Рейтинговые книги
Читем онлайн Вечник. Исповедь на перевале духа - Мирослав Дочинец

Шрифт:

-
+

Интервал:

-
+

Закладка:

Сделать
1 ... 19 20 21 22 23 24 25 26 27 ... 71

После всего я вымыл свои растерзанные руки и вернулся в свою господу-жилище. Знак, если там что-то произойдет, мне подадут птицы. Эти неутомимые дети неба давно уж стали моими друзьями, моими советчиками. Я научился различать голоса птиц, научился читать в них беспокойство, тревогу иль радость. Птицы предупреждали о приходе зверя, сообщали о возвращении рыбы, показывали, где можно чем- то поживиться. Они были моими часами и моими синоптиками.

Синеглавый зяблик серебряную песенку насвистывает в погожую пору: «Пиньк... пиньк.. .фить.. .фить...» А бывает, зацедит: «Рюпинь-пинь-рю...» Тогда ожидай дождя. Коршун в поднебесье накручивает круги и жалобно ноет: «Пи-и-и-ть», - тоже на ненастье. Близкий дождь прижимает книзу мошкару, поэтому ласточки стригут при земле. А воробьи собираются стайками, купаются в песке. Жаворонок на мокроту молчит с утра.

Куропатки перед бурей снимаются с открытых мест и забираются в лес. Зато лесная мелочь устраивает базар, стрекочет, копошится, чтоб успеть нахвататься перед слякотью. Так и скопа, птица, поделившая со мною рыболовлю, оживляется, пока поток не помутнеет после дождевых смывов. Но еще раньше предвещают облачность мудрые вороны - слетают на нижние ветки, ищут крышу и прибежище от ветра...

Сколько тех мозгов у потяти Божьего - как спичечная головка, а оно еще и передним разумом живет. Никогда не совьет гнезда с подсолнечной стороны, если лето будет знойным. Если на болоте кладет яйца, лето выдастся сухим. Гуси низко летят - мало будет воды. Журавли подбиваются высоко - к затяжной осени...
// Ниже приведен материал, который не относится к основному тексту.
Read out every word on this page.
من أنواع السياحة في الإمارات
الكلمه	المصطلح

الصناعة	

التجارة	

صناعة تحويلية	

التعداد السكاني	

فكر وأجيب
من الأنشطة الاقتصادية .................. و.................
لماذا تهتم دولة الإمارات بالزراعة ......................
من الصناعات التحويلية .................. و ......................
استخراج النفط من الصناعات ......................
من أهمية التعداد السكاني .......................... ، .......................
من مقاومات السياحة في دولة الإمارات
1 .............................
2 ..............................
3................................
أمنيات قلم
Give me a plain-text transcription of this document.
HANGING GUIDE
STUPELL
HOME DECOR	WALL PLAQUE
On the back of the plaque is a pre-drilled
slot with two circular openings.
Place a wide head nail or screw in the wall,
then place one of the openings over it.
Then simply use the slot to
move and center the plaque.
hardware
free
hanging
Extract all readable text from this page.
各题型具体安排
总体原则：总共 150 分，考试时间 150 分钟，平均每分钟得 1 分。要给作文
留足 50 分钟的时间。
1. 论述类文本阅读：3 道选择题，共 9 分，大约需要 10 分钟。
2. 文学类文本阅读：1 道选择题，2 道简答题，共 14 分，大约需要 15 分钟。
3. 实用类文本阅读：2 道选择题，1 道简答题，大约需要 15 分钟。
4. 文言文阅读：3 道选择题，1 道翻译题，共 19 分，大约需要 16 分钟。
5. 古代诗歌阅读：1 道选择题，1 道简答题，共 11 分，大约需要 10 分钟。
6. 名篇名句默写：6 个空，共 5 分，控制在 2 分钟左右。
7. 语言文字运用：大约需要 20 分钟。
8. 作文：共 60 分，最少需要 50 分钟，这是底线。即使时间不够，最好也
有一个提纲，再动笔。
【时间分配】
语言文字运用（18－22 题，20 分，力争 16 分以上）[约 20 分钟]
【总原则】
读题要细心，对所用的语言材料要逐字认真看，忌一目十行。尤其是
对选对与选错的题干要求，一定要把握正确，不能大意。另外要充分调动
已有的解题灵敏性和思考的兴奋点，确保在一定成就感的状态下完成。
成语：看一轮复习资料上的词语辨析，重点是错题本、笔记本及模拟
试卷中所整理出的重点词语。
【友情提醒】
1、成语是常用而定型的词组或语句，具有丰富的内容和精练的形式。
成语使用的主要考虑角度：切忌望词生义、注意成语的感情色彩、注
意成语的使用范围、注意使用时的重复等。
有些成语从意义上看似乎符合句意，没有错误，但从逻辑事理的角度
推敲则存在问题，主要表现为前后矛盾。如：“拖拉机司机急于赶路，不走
Отдохнуть после трудов на яме не получалось. Совершенно истощали мои закрома. Я вынужден был отправляться на новые поиски еды. Буйно колосилось вокруг зело, цвели травы. Я собирал отцветшие вершки в подол рубахи. Дома это молотил, выбивая семена, зернышки. Досыпал к ним головки рогоза, молодые орехи, накопанные корни, мох, лишайники. Вымачивал, толк в ступке, выбрасывал волокна, сливал воду, оставляя серую кашку. Она подсыхала и становилась мукой, из которой я выпекал рассыпчатые коржи-лепешки. Сделал вывод, что почти все корнеплоды бурьянов съедобны после простой обработки. Я недолго варил их, несколько минут, и ставил в яму под ватрой. Нагребал горячего пепла и оставлял так до тех пор, пока они не станут мягкими и не выветрится горечь. И то было даже вкусно. Так иль не так, а ничего иного к столу не было.

Я купался в травах, будто в хмельном сне, впитывая их пьяняшие запахи. Собирая свои жалкие злаки, пасясь на ходу, собирал и лечебное зелье. С балок моей хижины свисала вереница снопиков и гроздей. То и дело я отщипывал пучок и варил себе пойло для крепости.

Но что бы я ни делал, нашорашивал уши на дальнюю скалу с потайной западней. Оттуда реял ветерок - это хорошо, скотинка учует приманку, польстится. Первые камни под ногами были уж облизаны. Я и сам каждый раз тянулся к этой горной соли, она успокаивала внутренности, наполняла силой. Из одной глины мы слеплены - двуногие и четвероногие, и в глине ищем живительные соки для жизни.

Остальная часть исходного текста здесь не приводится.